The Child's Story
by Charles Dickens
Once
upon a time, a good many years ago, there was a traveller, and he set
out upon a journey. It was a magic journey, and was to seem very long
when he began it, and very short when he got half way through.
He
travelled along a rather dark path for some little time, without meeting
anything, until at last he came to a beautiful child. So he said to the
child, "What do you do here?" And the child said, "I am always at play.
Come and play with me!"
So, he played with that child, the whole
day long, and they were very merry. The sky was so blue, the sun was so
bright, the water was so sparkling, the leaves were so green, the
flowers were so lovely, and they heard such singing-birds and saw so
many butteries, that everything was beautiful. This was in fine weather.
When it rained, they loved to watch the falling drops, and to smell the
fresh scents. When it blew, it was delightful to listen to the wind,
and fancy what it said, as it came rushing from its home-- where was
that, they wondered!--whistling and howling, driving the clouds before
it, bending the trees, rumbling in the chimneys, shaking the house, and
making the sea roar in fury. But, when it snowed, that was best of all;
for, they liked nothing so well as to look up at the white flakes
falling fast and thick, like down from the breasts of millions of white
birds; and to see how smooth and deep the drift was; and to listen to
the hush upon the paths and roads.
They had plenty of the finest
toys in the world, and the most astonishing picture-books: all about
scimitars and slippers and turbans, and dwarfs and giants and genii and
fairies, and blue- beards and bean-stalks and riches and caverns and
forests and Valentines and Orsons: and all new and all true.
But,
one day, of a sudden, the traveller lost the child. He called to him
over and over again, but got no answer. So, he went upon his road, and
went on for a little while without meeting anything, until at last he
came to a handsome boy. So, he said to the boy, "What do you do here?"
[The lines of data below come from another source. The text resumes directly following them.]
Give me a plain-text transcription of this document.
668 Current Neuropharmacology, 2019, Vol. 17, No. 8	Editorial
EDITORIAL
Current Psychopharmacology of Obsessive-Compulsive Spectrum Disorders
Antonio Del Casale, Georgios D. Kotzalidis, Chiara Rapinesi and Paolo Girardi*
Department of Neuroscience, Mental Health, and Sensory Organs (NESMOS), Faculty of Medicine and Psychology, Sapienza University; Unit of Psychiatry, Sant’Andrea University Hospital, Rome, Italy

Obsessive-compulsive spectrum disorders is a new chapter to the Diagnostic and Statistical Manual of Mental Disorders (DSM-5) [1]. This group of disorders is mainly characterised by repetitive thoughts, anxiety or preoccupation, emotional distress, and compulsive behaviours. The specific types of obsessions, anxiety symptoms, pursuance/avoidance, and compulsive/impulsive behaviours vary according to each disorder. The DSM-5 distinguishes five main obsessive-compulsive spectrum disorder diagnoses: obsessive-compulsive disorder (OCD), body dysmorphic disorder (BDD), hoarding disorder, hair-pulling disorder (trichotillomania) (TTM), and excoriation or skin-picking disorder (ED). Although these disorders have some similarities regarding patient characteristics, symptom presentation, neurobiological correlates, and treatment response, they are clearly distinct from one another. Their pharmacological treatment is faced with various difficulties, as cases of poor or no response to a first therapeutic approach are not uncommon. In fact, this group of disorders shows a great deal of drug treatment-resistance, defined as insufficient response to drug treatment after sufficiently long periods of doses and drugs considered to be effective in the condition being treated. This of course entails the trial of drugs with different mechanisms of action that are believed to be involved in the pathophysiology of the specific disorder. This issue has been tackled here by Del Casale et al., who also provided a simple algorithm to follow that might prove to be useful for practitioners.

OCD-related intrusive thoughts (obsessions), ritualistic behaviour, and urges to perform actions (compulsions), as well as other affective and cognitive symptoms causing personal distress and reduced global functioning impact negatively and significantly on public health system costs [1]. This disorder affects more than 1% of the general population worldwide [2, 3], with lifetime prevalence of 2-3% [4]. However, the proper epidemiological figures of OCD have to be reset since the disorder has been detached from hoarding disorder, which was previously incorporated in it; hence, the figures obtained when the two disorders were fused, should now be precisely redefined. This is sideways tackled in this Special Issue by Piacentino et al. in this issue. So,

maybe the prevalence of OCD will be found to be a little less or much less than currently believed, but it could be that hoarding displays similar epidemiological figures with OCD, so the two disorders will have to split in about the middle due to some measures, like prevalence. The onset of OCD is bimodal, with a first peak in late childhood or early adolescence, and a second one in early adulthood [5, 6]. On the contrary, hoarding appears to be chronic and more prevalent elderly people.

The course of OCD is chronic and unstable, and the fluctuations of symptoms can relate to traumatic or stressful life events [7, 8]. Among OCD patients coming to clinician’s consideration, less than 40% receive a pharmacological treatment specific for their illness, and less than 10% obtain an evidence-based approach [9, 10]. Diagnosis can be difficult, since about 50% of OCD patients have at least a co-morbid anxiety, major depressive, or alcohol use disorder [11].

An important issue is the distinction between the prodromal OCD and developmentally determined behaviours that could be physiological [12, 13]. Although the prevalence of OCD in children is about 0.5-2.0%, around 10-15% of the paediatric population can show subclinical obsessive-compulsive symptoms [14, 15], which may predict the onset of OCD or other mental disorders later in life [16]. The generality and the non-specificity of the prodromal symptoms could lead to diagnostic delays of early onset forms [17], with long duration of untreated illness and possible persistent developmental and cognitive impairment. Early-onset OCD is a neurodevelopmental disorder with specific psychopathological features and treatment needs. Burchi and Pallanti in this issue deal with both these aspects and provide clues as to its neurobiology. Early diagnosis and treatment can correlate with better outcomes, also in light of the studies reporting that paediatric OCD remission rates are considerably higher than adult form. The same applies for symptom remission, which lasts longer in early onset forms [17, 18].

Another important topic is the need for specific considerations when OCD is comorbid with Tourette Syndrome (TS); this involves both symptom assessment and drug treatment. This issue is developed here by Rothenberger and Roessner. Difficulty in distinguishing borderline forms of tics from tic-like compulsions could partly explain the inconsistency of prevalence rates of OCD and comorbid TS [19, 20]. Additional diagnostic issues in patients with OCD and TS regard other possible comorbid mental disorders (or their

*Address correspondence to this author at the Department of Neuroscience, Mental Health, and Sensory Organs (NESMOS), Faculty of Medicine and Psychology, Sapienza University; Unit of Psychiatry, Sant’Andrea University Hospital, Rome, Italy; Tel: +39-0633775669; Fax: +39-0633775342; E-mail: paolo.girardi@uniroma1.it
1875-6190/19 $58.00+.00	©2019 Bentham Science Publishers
And the boy said, "I am always learning. Come and learn with me."
So
he learned with that boy about Jupiter and Juno, and the Greeks and the
Romans, and I don't know what, and learned more than I could tell--or
he either, for he soon forgot a great deal of it. But, they were not
always learning; they had the merriest games that ever were played. They
rowed upon the river in summer, and skated on the ice in winter; they
were active afoot, and active on horseback; at cricket, and all games at
ball; at prisoner's base, hare and hounds, follow my leader, and more
sports than I can think of; nobody could beat them. They had holidays
too, and Twelfth cakes, and parties where they danced till midnight, and
real Theatres where they saw palaces of real gold and silver rise out
of the real earth, and saw all the wonders of the world at once. As to
friends, they had such dear friends and so many of them, that I want the
time to reckon them up. They were all young, like the handsome boy, and
were never to be strange to one another all their lives through.